Disadvantages of CFD Trading

  • Over-Leveraged Positions: The greatest error that new traders make is the option to risk too much on a specific position. ‘Over-leveraging’ occurs when inexperienced traders turn to CFDs thinking it will make them wealthy. When a potential opportunity to place leveraged trades is made (hoping for improved gains), most new traders go overboard and endure huge loses (or maybe the disintegration of a whole trading account) as a result.
  • Excessive Trading: Minimal capital requirements and simplicity of access can result in excessive trading.
  • Positions Held Overnight: Overnight positions might endure overnight financing (which is comprised of a daily cost as per the contract size, which is associated with Libor). Long trades with extended durations allure higher interest payments. Interest fees for long positions held over lengthy durations (at least three months) can decrease the impact of returns substantially, making the leverage acquired no different than completely purchasing a share or contract in the market.
  • Trading Shares is a Lower Risk than Trading CFDs: While a deposit of the entire value isn’t required, your initial margin could still be lost.
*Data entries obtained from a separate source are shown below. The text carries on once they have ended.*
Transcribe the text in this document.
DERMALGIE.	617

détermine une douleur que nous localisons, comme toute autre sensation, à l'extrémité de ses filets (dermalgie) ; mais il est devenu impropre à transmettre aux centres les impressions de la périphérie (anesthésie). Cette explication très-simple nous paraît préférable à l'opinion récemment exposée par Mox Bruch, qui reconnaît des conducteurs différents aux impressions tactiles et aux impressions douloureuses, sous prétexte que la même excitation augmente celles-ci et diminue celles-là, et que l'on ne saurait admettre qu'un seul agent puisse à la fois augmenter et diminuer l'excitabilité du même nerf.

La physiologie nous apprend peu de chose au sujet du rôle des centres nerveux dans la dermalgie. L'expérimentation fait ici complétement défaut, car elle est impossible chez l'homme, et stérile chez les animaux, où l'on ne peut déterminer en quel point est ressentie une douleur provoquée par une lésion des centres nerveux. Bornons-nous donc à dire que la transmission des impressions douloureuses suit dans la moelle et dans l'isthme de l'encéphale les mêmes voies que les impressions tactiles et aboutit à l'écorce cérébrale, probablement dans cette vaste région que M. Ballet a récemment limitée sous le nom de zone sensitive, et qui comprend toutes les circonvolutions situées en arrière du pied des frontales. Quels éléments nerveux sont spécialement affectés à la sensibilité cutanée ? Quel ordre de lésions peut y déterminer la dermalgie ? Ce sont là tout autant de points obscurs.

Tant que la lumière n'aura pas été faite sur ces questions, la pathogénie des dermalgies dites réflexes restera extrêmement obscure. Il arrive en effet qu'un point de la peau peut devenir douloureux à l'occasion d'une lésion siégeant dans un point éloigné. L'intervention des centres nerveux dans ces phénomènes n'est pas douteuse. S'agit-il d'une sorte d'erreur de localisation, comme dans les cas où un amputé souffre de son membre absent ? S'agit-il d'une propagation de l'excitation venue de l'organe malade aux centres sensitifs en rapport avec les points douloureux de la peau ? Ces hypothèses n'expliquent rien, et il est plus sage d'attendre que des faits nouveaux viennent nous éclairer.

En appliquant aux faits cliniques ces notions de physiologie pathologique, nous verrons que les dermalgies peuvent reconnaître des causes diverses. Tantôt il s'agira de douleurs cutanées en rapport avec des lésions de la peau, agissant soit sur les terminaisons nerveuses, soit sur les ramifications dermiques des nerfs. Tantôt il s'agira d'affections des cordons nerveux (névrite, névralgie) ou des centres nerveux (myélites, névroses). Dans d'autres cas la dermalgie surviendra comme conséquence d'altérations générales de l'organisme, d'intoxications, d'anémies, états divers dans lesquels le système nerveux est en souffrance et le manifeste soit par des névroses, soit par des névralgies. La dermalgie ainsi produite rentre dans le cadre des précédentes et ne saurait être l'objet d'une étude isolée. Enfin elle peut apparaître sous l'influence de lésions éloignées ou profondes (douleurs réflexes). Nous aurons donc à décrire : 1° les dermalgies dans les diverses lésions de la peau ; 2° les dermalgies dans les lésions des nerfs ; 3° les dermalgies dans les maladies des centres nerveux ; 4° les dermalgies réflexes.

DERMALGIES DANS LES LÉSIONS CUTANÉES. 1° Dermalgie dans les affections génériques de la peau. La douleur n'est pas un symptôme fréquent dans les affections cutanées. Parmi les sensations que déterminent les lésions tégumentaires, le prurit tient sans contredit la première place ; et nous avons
Also, if the market isn’t moving in alignment with you, you might have to meet a margin call that requires more funds. This could leave you in a spot where you have no choice but to sell down assets. Investors may endure an unlimited loss for a short position.
  • Dividends: If a short position is held over the record date, traders who open a short CFD position are inclined to pay out the total dividend value.
  • Risk of Volatility: Several CFDs (for example, cryptocurrency CFDs) are volatile trading tools. Greater volatility leads to opportunity and risk. That said, it is vital for CFD traders to modify their methods. Failure to do so could lead to the trader facing adverse price movements, stimulating growth of extra margin calls without warning.

 

Conclusion

A Contract for Difference (CFD) is an agreement that permits traders to ponder an underlying asset’s worth. Losses or gains are established by the variation between an asset’s value at the close and open of the contract, which is multiplied by the amount of CFDs purchased or sold.

Basically, CFDs offer a platform for investors to prosper from potential price changes without taking tangible possession of the asset.

The capacity to go short or long, in addition to CFDs being leveraged as a product, makes it quite a popular and adaptable method of short-term trading in modern financial markets.